DEMS is the first study to show a statistically significant exposure-response of increasing lung cancer risk associated with increasing exposure to diesel exhaust based on quantitative levels of workers’ exposure, after adjusting for confounding factors such as cigarette smoking, the authors noted.
“Diesel exhaust appeared to have a strong effect on nonsmokers, although this is based on small numbers of nonsmoking cases,” Dr. Silverman said. Among nonsmokers in the study, exposure to high levels of diesel exhaust resulted in seven times the risk of death from lung cancer, compared with exposure to low levels. (For information on smokers and diesel exhaust, see the sidebar.)
The new studies are “an important contribution to the body of evidence about diesel engine exhaust,” wrote Dr. Lesley Rushton of Imperial College London in an accompanying editorial. The findings are also timely, because the International Agency for Research on Cancer (IARC) will meet this year to review the evidence linking diesel engine exhaust to cancer. In 1989, the agency classified the exhaust as a “probable” carcinogen.
Environmental Exposures and Urban Areas
The new findings are important not just for miners, but also for the 1.4 million American workers and millions more worldwide who are exposed to diesel exhaust in the workplace and for people who live in cities with high levels of diesel exhaust, the study authors noted.
A diesel-powered machine that inserts bolts into mine roofs to strengthen them
Their results suggest that in some urban areas high air concentrations of elemental carbon, which is considered the best index of diesel exhaust, may confer an increased risk of lung cancer. Dr. Silverman and her colleagues estimated that people who live in highly polluted cities may have about the same lifetime exposure to diesel exhaust as underground miners with low exposures in their study.
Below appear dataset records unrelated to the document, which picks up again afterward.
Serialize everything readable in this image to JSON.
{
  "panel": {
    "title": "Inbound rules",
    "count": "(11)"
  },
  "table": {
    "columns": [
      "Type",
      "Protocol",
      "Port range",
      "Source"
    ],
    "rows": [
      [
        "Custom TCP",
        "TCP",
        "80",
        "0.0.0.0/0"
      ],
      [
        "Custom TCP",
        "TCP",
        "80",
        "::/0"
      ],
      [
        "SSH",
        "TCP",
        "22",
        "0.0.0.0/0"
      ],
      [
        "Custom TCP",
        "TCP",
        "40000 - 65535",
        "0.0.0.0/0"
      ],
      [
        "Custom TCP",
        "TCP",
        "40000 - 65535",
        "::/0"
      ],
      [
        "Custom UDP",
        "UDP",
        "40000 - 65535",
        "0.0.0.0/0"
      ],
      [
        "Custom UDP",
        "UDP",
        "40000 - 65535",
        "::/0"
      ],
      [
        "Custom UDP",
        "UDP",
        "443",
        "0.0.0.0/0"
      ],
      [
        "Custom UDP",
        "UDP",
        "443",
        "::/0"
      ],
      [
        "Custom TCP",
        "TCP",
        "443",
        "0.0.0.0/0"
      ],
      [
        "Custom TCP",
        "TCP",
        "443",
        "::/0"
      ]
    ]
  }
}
Based on these reports and other results, “stringent occupational and particularly environmental standards for diesel engine exhaust should be set and compliance ensured to have an impact on health outcomes,” Dr. Rushton wrote.
“Society should endeavor to minimize exposures to diesel exhaust, and diesel engine manufacturers are already working on this,” said Dr. Attfield. Diesel engines tend to last a long time, however, so many people will likely be exposed to exhaust from older engines for years to come.
Newer, cleaner diesel engines have been developed only recently, Dr. Silverman noted. “Our study addresses the health effects of exhaust from diesel engines that are currently in use around the world—predominantly the old technology,” she added.